2016 American film by Dean Fleischer-Camp

Fraud is a 2016 conceptual collage film directed by Dean Fleischer Camp (credited at the time of release as Dean Fleischer-Camp) in his directorial debut. The film is made up of re-edited home videos uploaded to YouTube. It tells the fictional story of an average American family of four obsessively shopping at big-box stores until their increasing mountain of debt leads them to go to extremes in order to wipe the slate clean and keep the money flowing.

David Gordon Green, Jody Hill, and Danny McBride serve as executive producers through Rough House Pictures.

==Origins==
Fleischer Camp was digging through clips on the user-generated content platform YouTube when he stumbled across over 100 hours of home video footage documenting the life of an unknown American family, the Arnolds, and uploaded to the Internet between 2008 and 2015, by the patriarch Gary.
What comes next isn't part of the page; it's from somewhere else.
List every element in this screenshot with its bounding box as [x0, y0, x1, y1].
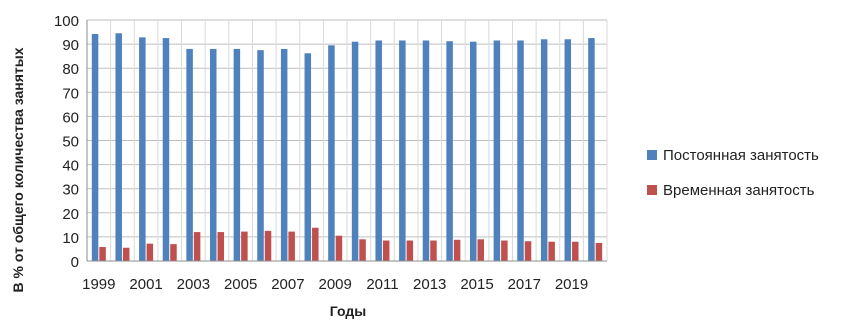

Fleischer Camp was initially hesitant to turn it into a documentary because of the effort and time required to cut the footage down to feature length.

==Release==
The film had its world premiere at Hot Docs in May 2016 where the premiere was controversial, with arguments breaking out during post-screening Q&As between the director and members of the audience as well as amongst the audience members themselves. The film has been selected to screen at BAMcinemaFest at the Brooklyn Academy of Music in New York and the Sheffield International Documentary Festival (SIDF) in the United Kingdom.